Canterbury housing market remains resilient despite downturn
The Canterbury region’s housing market continues to largely withstand a downturn that has seen home values fall by an average of 6% nationally this year.
Despite rising interest rates, credit constraints, and inflationary pressures, residential property values remain relatively steady across the wider region at an average of 0.1% growth since the start of the calendar year — a stark contrast to the Auckland and Wellington regions, where values have fallen by 7.7% and 11.6% respectively.
Canterbury also remains one of just two regions across New Zealand to record net positive home value growth over the first seven months of 2022, alongside the West Coast, with six districts in the top 10 nationally — including Kaikoura (8.5%), Mackenzie (7.5%), Waitaki (6.2%), Ashburton (6.1%), Hurunui (5.7%), and Waimate (4.8%).
Meanwhile, Timaru sits just outside the top 10 with 4.5% average home value growth this calendar year. Home values are also up by an average of 0.9% in Waimakariri since 1 January, up 1.2% in Selwyn District and down by the same percentage in Christchurch.
Local Quotable Value (QV) property consultant Olivia Brownie commented: “While the local property market has certainly fared better than many others around the country to date, we’re still seeing a pronounced slow down compared to the boom of the last couple of years. This has largely been caused by rising interest rates, credit constraints, and inflation.

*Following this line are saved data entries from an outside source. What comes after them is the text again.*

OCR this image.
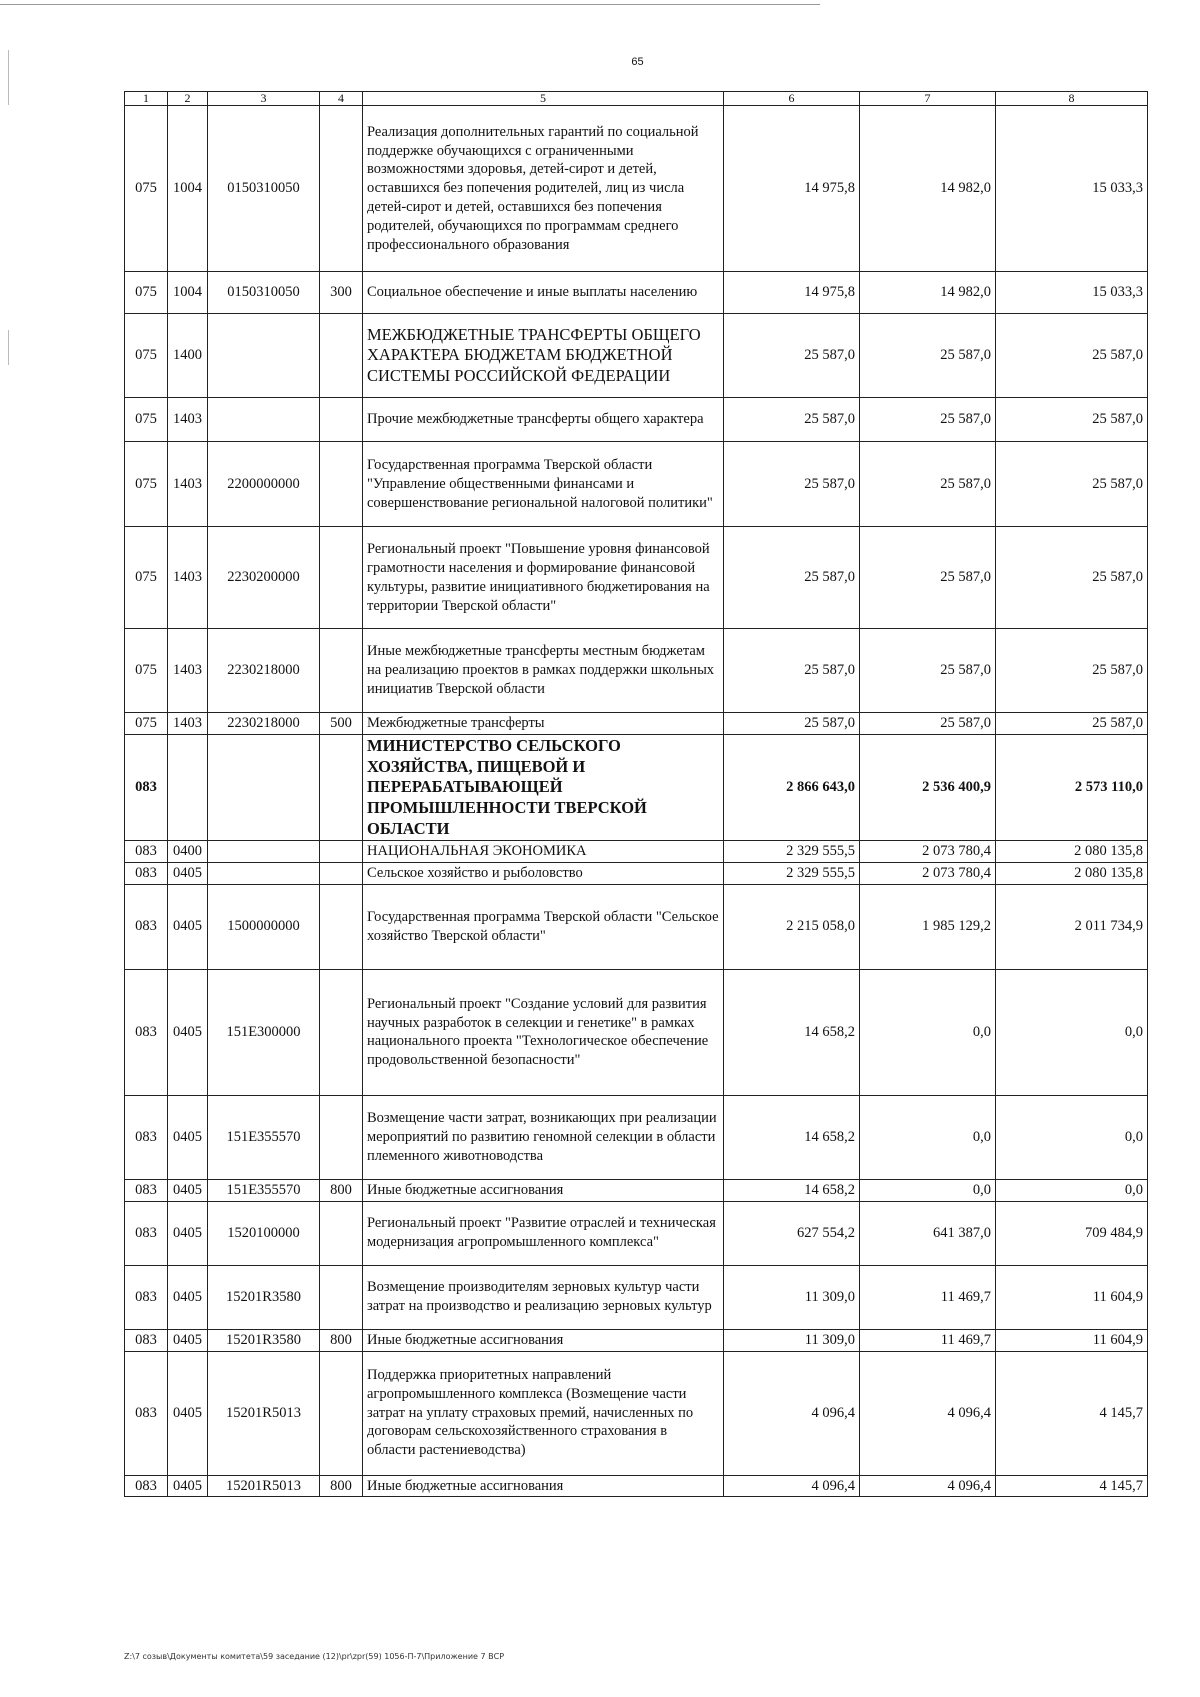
65
1	2	3	4	5	6	7	8
075	1004	0150310050		Реализация дополнительных гарантий по социальной поддержке обучающихся с ограниченными возможностями здоровья, детей-сирот и детей, оставшихся без попечения родителей, лиц из числа детей-сирот и детей, оставшихся без попечения родителей, обучающихся по программам среднего профессионального образования	14 975,8	14 982,0	15 033,3
075	1004	0150310050	300	Социальное обеспечение и иные выплаты населению	14 975,8	14 982,0	15 033,3
075	1400			МЕЖБЮДЖЕТНЫЕ ТРАНСФЕРТЫ ОБЩЕГО ХАРАКТЕРА БЮДЖЕТАМ БЮДЖЕТНОЙ СИСТЕМЫ РОССИЙСКОЙ ФЕДЕРАЦИИ	25 587,0	25 587,0	25 587,0
075	1403			Прочие межбюджетные трансферты общего характера	25 587,0	25 587,0	25 587,0
075	1403	2200000000		Государственная программа Тверской области "Управление общественными финансами и совершенствование региональной налоговой политики"	25 587,0	25 587,0	25 587,0
075	1403	2230200000		Региональный проект "Повышение уровня финансовой грамотности населения и формирование финансовой культуры, развитие инициативного бюджетирования на территории Тверской области"	25 587,0	25 587,0	25 587,0
075	1403	2230218000		Иные межбюджетные трансферты местным бюджетам на реализацию проектов в рамках поддержки школьных инициатив Тверской области	25 587,0	25 587,0	25 587,0
075	1403	2230218000	500	Межбюджетные трансферты	25 587,0	25 587,0	25 587,0
083				МИНИСТЕРСТВО СЕЛЬСКОГО ХОЗЯЙСТВА, ПИЩЕВОЙ И ПЕРЕРАБАТЫВАЮЩЕЙ ПРОМЫШЛЕННОСТИ ТВЕРСКОЙ ОБЛАСТИ	2 866 643,0	2 536 400,9	2 573 110,0
083	0400			НАЦИОНАЛЬНАЯ ЭКОНОМИКА	2 329 555,5	2 073 780,4	2 080 135,8
083	0405			Сельское хозяйство и рыболовство	2 329 555,5	2 073 780,4	2 080 135,8
083	0405	1500000000		Государственная программа Тверской области "Сельское хозяйство Тверской области"	2 215 058,0	1 985 129,2	2 011 734,9
083	0405	151E300000		Региональный проект "Создание условий для развития научных разработок в селекции и генетике" в рамках национального проекта "Технологическое обеспечение продовольственной безопасности"	14 658,2	0,0	0,0
083	0405	151E355570		Возмещение части затрат, возникающих при реализации мероприятий по развитию геномной селекции в области племенного животноводства	14 658,2	0,0	0,0
083	0405	151E355570	800	Иные бюджетные ассигнования	14 658,2	0,0	0,0
083	0405	1520100000		Региональный проект "Развитие отраслей и техническая модернизация агропромышленного комплекса"	627 554,2	641 387,0	709 484,9
083	0405	15201R3580		Возмещение производителям зерновых культур части затрат на производство и реализацию зерновых культур	11 309,0	11 469,7	11 604,9
083	0405	15201R3580	800	Иные бюджетные ассигнования	11 309,0	11 469,7	11 604,9
083	0405	15201R5013		Поддержка приоритетных направлений агропромышленного комплекса (Возмещение части затрат на уплату страховых премий, начисленных по договорам сельскохозяйственного страхования в области растениеводства)	4 096,4	4 096,4	4 145,7
083	0405	15201R5013	800	Иные бюджетные ассигнования	4 096,4	4 096,4	4 145,7
Z:\7 созыв\Документы комитета\59 заседание (12)\pr\zpr(59) 1056-П-7\Приложение 7 ВСР
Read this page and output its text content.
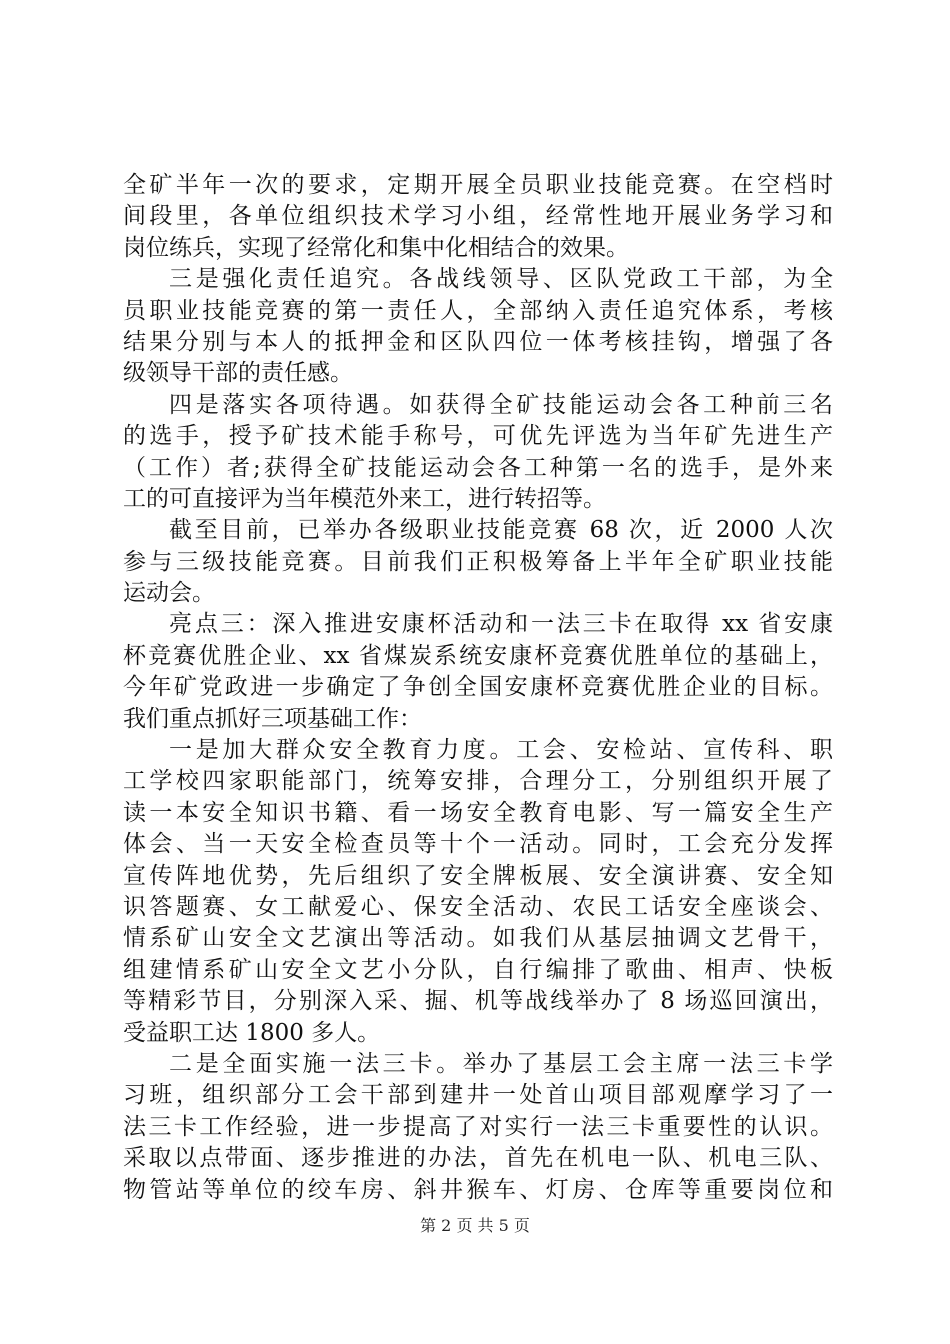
全矿半年一次的要求，定期开展全员职业技能竞赛。在空档时
间段里，各单位组织技术学习小组，经常性地开展业务学习和
岗位练兵，实现了经常化和集中化相结合的效果。
三是强化责任追究。各战线领导、区队党政工干部，为全
员职业技能竞赛的第一责任人，全部纳入责任追究体系，考核
结果分别与本人的抵押金和区队四位一体考核挂钩，增强了各
级领导干部的责任感。
四是落实各项待遇。如获得全矿技能运动会各工种前三名
的选手，授予矿技术能手称号，可优先评选为当年矿先进生产
（工作）者;获得全矿技能运动会各工种第一名的选手，是外来
工的可直接评为当年模范外来工，进行转招等。
截至目前，已举办各级职业技能竞赛 68 次，近 2000 人次
参与三级技能竞赛。目前我们正积极筹备上半年全矿职业技能
运动会。
亮点三：深入推进安康杯活动和一法三卡在取得 xx 省安康
杯竞赛优胜企业、xx 省煤炭系统安康杯竞赛优胜单位的基础上，
今年矿党政进一步确定了争创全国安康杯竞赛优胜企业的目标。
我们重点抓好三项基础工作：
一是加大群众安全教育力度。工会、安检站、宣传科、职
工学校四家职能部门，统筹安排，合理分工，分别组织开展了
读一本安全知识书籍、看一场安全教育电影、写一篇安全生产
体会、当一天安全检查员等十个一活动。同时，工会充分发挥
宣传阵地优势，先后组织了安全牌板展、安全演讲赛、安全知
识答题赛、女工献爱心、保安全活动、农民工话安全座谈会、
情系矿山安全文艺演出等活动。如我们从基层抽调文艺骨干，
组建情系矿山安全文艺小分队，自行编排了歌曲、相声、快板
等精彩节目，分别深入采、掘、机等战线举办了 8 场巡回演出，
受益职工达 1800 多人。
二是全面实施一法三卡。举办了基层工会主席一法三卡学
习班，组织部分工会干部到建井一处首山项目部观摩学习了一
法三卡工作经验，进一步提高了对实行一法三卡重要性的认识。
采取以点带面、逐步推进的办法，首先在机电一队、机电三队、
物管站等单位的绞车房、斜井猴车、灯房、仓库等重要岗位和
第 2 页 共 5 页
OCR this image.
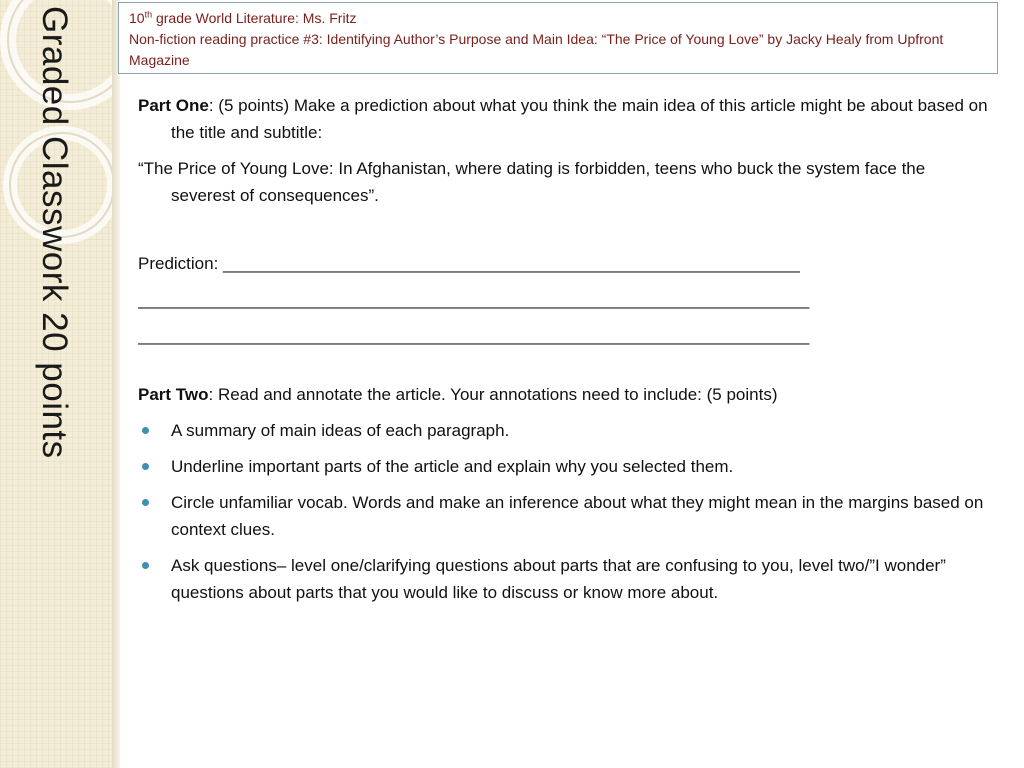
Graded Classwork 20 points	10th grade World Literature: Ms. Fritz
Non-fiction reading practice #3: Identifying Author’s Purpose and Main Idea: “The Price of Young Love” by Jacky Healy from Upfront Magazine

Part One: (5 points) Make a prediction about what you think the main idea of this article might be about based on the title and subtitle:

“The Price of Young Love: In Afghanistan, where dating is forbidden, teens who buck the system face the severest of consequences”.

Prediction: _____________________________________________________________

_______________________________________________________________________

_______________________________________________________________________

Part Two: Read and annotate the article. Your annotations need to include: (5 points)

A summary of main ideas of each paragraph.
Underline important parts of the article and explain why you selected them.
Circle unfamiliar vocab. Words and make an inference about what they might mean in the margins based on context clues.
Ask questions– level one/clarifying questions about parts that are confusing to you, level two/”I wonder” questions about parts that you would like to discuss or know more about.
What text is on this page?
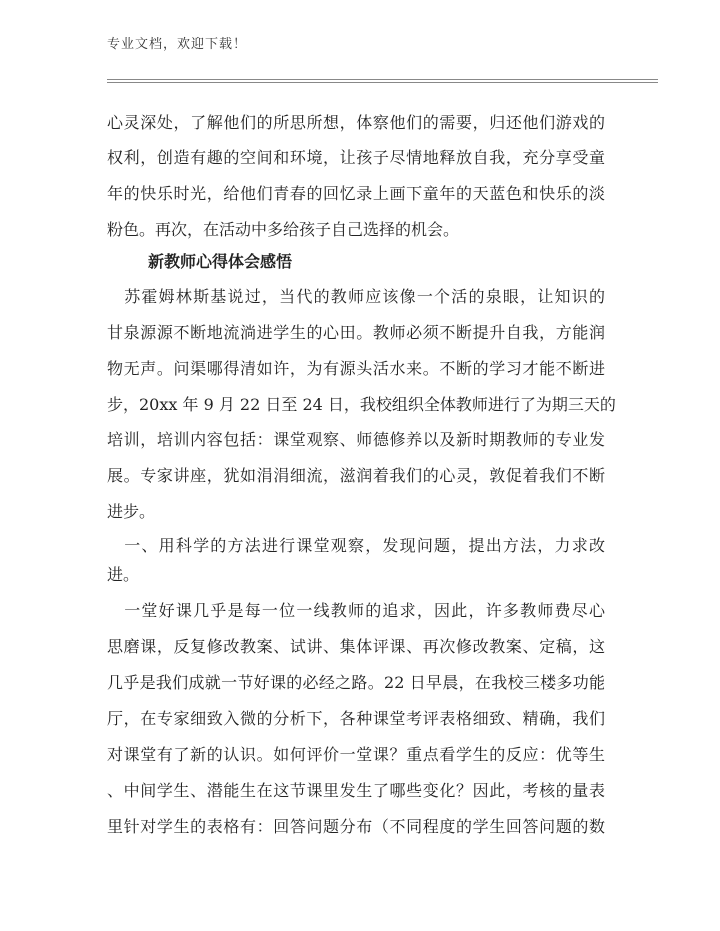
专业文档，欢迎下载！
心灵深处，了解他们的所思所想，体察他们的需要，归还他们游戏的
权利，创造有趣的空间和环境，让孩子尽情地释放自我，充分享受童
年的快乐时光，给他们青春的回忆录上画下童年的天蓝色和快乐的淡
粉色。再次，在活动中多给孩子自己选择的机会。
新教师心得体会感悟
　苏霍姆林斯基说过，当代的教师应该像一个活的泉眼，让知识的
甘泉源源不断地流淌进学生的心田。教师必须不断提升自我，方能润
物无声。问渠哪得清如许，为有源头活水来。不断的学习才能不断进
步，20xx 年 9 月 22 日至 24 日，我校组织全体教师进行了为期三天的
培训，培训内容包括：课堂观察、师德修养以及新时期教师的专业发
展。专家讲座，犹如涓涓细流，滋润着我们的心灵，敦促着我们不断
进步。
　一、用科学的方法进行课堂观察，发现问题，提出方法，力求改
进。
　一堂好课几乎是每一位一线教师的追求，因此，许多教师费尽心
思磨课，反复修改教案、试讲、集体评课、再次修改教案、定稿，这
几乎是我们成就一节好课的必经之路。22 日早晨，在我校三楼多功能
厅，在专家细致入微的分析下，各种课堂考评表格细致、精确，我们
对课堂有了新的认识。如何评价一堂课？重点看学生的反应：优等生
、中间学生、潜能生在这节课里发生了哪些变化？因此，考核的量表
里针对学生的表格有：回答问题分布（不同程度的学生回答问题的数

“Despite these economic headwinds, homes continue to largely retain their value across the wider region due to their relative affordability, with people priced out of Christchurch and other areas of the country still looking to move here. As a result, quality houses continue to sell at good prices — albeit not at the same rapid pace or volume as the last couple of years.”
She said more established buyers upgrading or downsizing their homes were also having a stabilising effect on house prices. “These people are likely less affected by borrowing restrictions, so they’re able to stay active in the market, buying and selling their homes, even as investors and first-home buyers are forced to take pause.”
“I think the wider region also has the added benefit of a strong labour market, making the housing market not as reactive to the downturn that we’re seeing elsewhere,” Miss Brownie added.
The latest QV House Price Index showed home values decreased by 4.9% nationally over the three-month period to the end of July — an increase from the 3.4% reduction reported back in June. Hurunui, Mackenzie, Ashburton, and Waitaki were four of just nine districts nationwide that did not record declining home values in the latest quarter.
QV operations manager Paul McCorry said the market would likely continue on its downward trajectory nationally over the next three months after the Reserve Bank hiked the official cash rate by 50 basis points to 3% on Wednesday. “Any further increases will only fan the flames of this correction further,” he said.